Soon I saw Owakudani approaching. It's quite a sight. It's nicknamed 'hell valley' and it's a volcanic crater full of sulfuric activity. Very cool-looking.
The specialty of Owakudani are the eggs which are boiled in the natural hot water. These eggs are supposed to prolong your life by 7 years. Their shells turn black. Unfortunately, by the time I finished eating a laaate lunch (tempura and soba, mmm), the eggs were all sold out. So instead I ate a Kitty egg. Since cats have nine lives, I guess I've prolonged mine by 63 years.
I mentioned before that everything in Hakone closes crazy early. I thought I'd checked the timetables but when I returned to the ropeway at 4:30 I found it had finished 15 minutes earlier. Ummm. Great. I knew bus timetables also finished really early in that area, so I was slightly concerned about how I was going to get back to Hakone-Yumoto.
As I walked back outside I thought that in a worst-case scenario I could buy some kind of gift at the gift shop, ask some random Japanese families (who had cars) for a ride, and then give them the gift at the end. This kind of request would be even more unusual in Japan than in Australia - people here very rarely ask strangers for favours. Fortunately I didn't have to try it out, as there was a bus to Sounzan (unfortunately not covered by my free pass, so that was some wasted money...).
Back home
From Owakudani it was a long stretch back home. Ten minutes to Sounzan. Ten minutes on the cable car; 40 minutes on the train to Hakone-Yumoto; 15 minutes on another train to Odawara, then an hour and a half home. Not to mention all the waiting times. Yeah, Hakone is not really a convenient place to just drop by. For all the return journey it was dark and I was just knackered.

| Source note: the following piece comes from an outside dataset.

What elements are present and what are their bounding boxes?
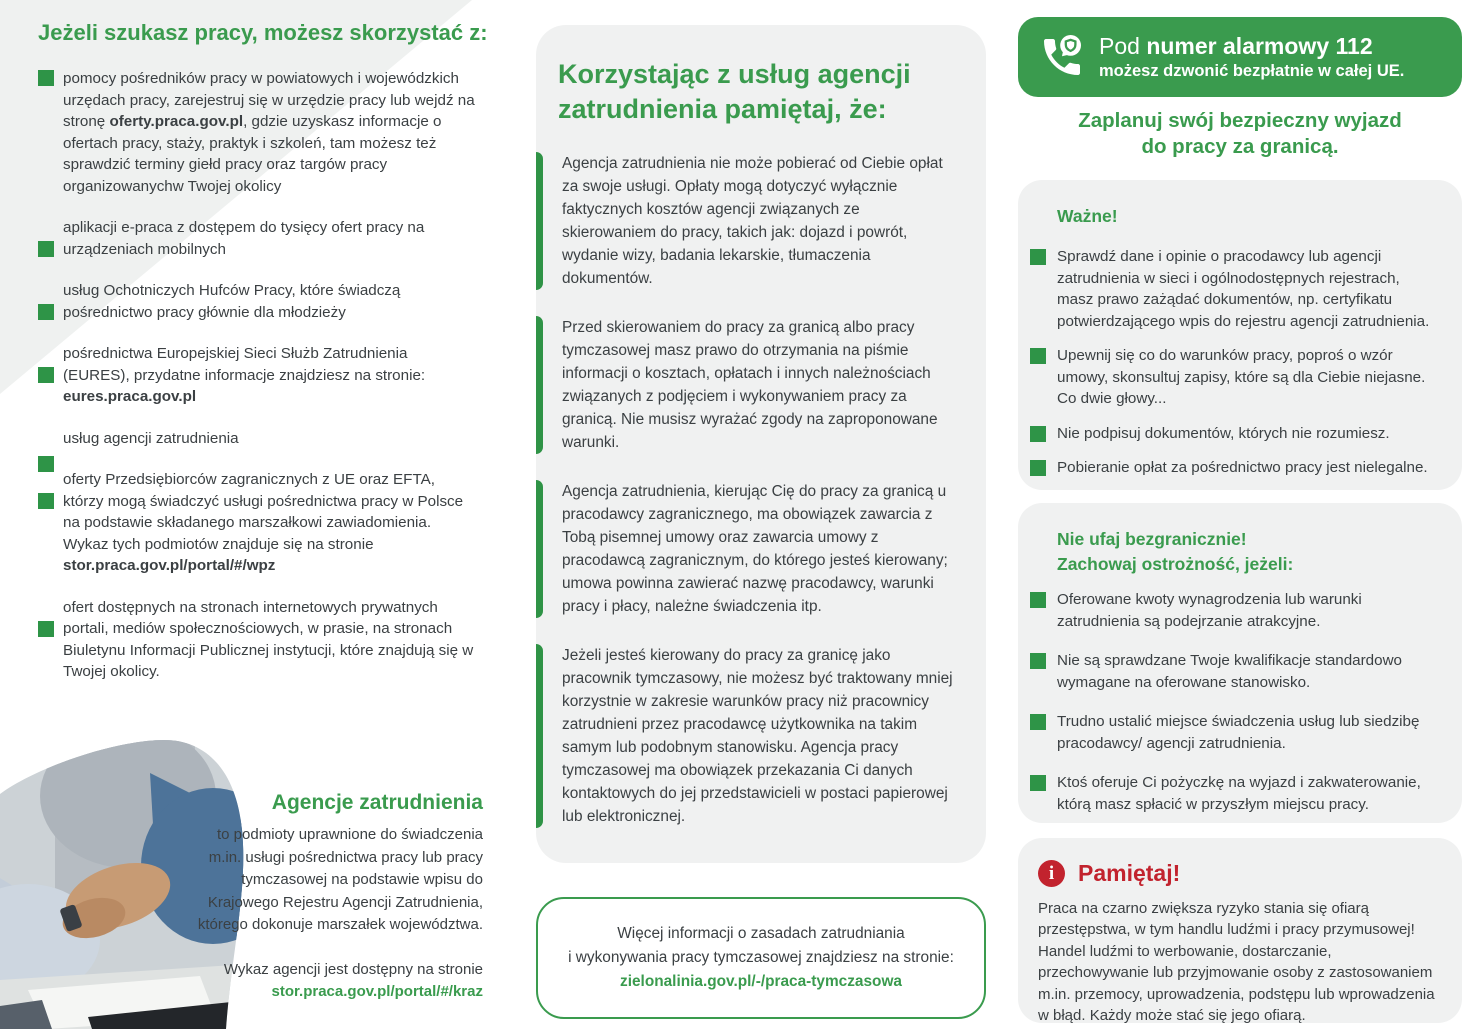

The girl sitting opposite me on the train to Hakone-Yumoto was wearing an elaborate kimono. I assumed she'd been to a wedding or something. I think it was the kind of kimono called 'furisode', and it had very long, thick, dangling sleeves. It was interesting to watch her sit down. She couldn't just sit; she had to carefully adjust herself, and then arrange one sleeve to hang carefully over her lap, then the other sleeve. Throughout the journey she was continually, subtly checking her kimono's status out; adjusting bits and pieces, tugging at the obi in the middle, etc.
When I was waiting in Gora, I remembered the last time I went there. It was 3 years ago, with Yan. It was as far as we got in Hakone, and I remember resenting it for not having a view of Mt Fuji. Really, there is nothing there, just as I remembered.
Hakone is a very Japanese place. I remember thinking that the first time I went there. Its most popular activity is its hot springs. It's full of tea houses and places selling amazake (sweet sake), Japanese architecture, omiyage and countless bits and pieces of local history and culture. But this time the Japanese-ness of it was less mysterious than before. I could some of the food, some of the omiyage, some of the signs.
And that's all I have to say about that.